Hier gibt es viele wesentliche Faktoren, die nicht alleine nur die Übung der Leinenführigkeit betreffen.

Aber eine gelernte Leinenführigkeit ist trotzdem die Vorraussetzung.

 

Und jetzt noch ein paar Fakten zur Leinenführigkeit.

 

Der Hund zieht nicht an der Leine, weil er daran Freude hat.

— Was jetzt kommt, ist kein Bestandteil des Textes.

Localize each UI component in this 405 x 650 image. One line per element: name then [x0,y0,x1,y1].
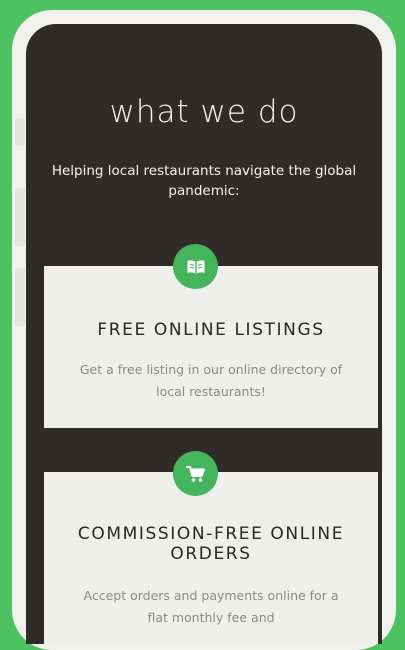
service-card-online-listings: FREE ONLINE LISTINGS Get a free listing … [44,266,378,428]
phone-volume-down-button [15,268,25,326]
book-icon [173,244,218,289]
phone-screen: what we do Helping local restaurants nav… [26,24,382,644]
section-title: what we do [109,94,299,130]
section-subtitle: Helping local restaurants navigate the g… [51,163,357,199]
service-card-online-orders: COMMISSION-FREE ONLINE ORDERS Accept ord… [44,472,378,644]
phone-side-button [15,118,25,146]
phone-volume-up-button [15,188,25,246]
cart-icon [173,451,218,496]
card-title: FREE ONLINE LISTINGS [97,320,325,340]
phone-mockup: what we do Helping local restaurants nav… [12,10,396,650]
card-description: Get a free listing in our online directo… [79,362,343,399]
card-title: COMMISSION-FREE ONLINE ORDERS [77,524,345,564]
card-description: Accept orders and payments online for a … [83,588,339,625]
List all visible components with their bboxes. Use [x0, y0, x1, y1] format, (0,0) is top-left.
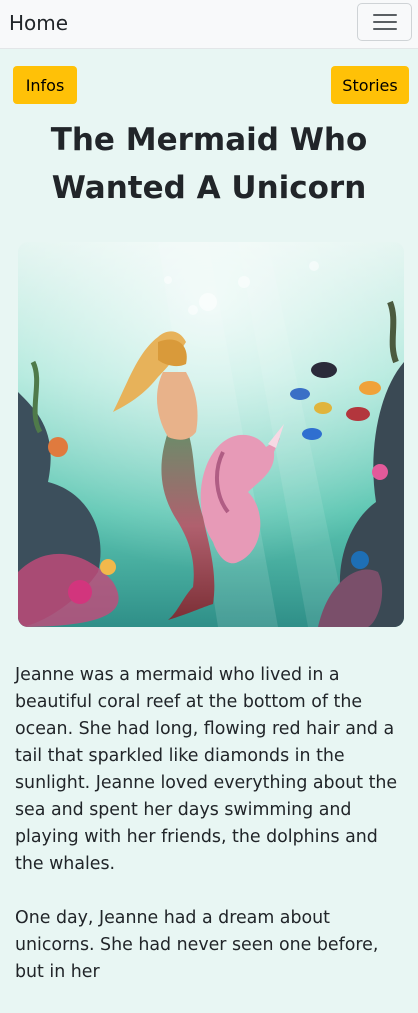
story-title: The Mermaid Who Wanted A Unicorn [10, 116, 408, 212]
story-text: Jeanne was a mermaid who lived in a beau… [15, 662, 411, 1013]
story-illustration [18, 242, 404, 627]
story-title-line-1: The Mermaid Who [50, 122, 368, 158]
story-paragraph: Jeanne was a mermaid who lived in a beau… [15, 665, 398, 874]
navbar-toggle-button[interactable] [357, 3, 412, 41]
story-paragraph: One day, Jeanne had a dream about unicor… [15, 908, 379, 982]
home-link[interactable]: Home [9, 10, 68, 36]
top-navbar: Home [0, 0, 418, 49]
stories-button[interactable]: Stories [331, 66, 409, 104]
story-title-line-2: Wanted A Unicorn [51, 170, 367, 206]
hamburger-menu-icon [372, 14, 397, 30]
infos-button[interactable]: Infos [13, 66, 77, 104]
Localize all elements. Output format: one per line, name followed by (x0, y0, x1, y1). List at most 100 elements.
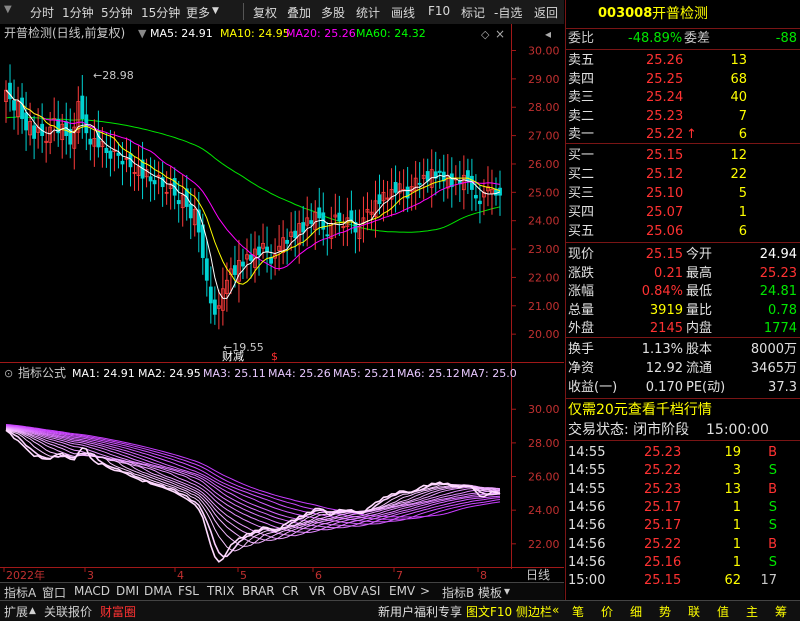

Eher ist es so, dass wir in seinen Augen ziehen, oder er "gezogen wird".

 

Für sehr viele Hunde, die an der Leine ziehen, sind die Umwelteindrücke so stark, daß sie damit völlig überfordert sind und die Nase an den Boden heften und dann sehr heftig an der Leine ziehen.

 

Eine Leinenführigkeit hat auch mehrere Gesichter:

Viele Hunde laufen perfekt an lockerer Leine, solange sie durch keinen äußeren Reiz gestresst werden.

 

Wenn der Hund an der Leine zieht, kommen oft "Kommandos", wie "nein!, langsam!, hör auf!, zieh nicht so!..."

Diese helfen eher, dass der Hund noch mehr zieht, denn er bekommt immer eine Information, WENN er zieht, aber keine Information, was er anders machen soll.

Außerdem vergrößern solche, oft unfreundliche, "Kommandos" den Stressfaktor noch mehr, so dass eine Konzentration noch weniger möglich ist.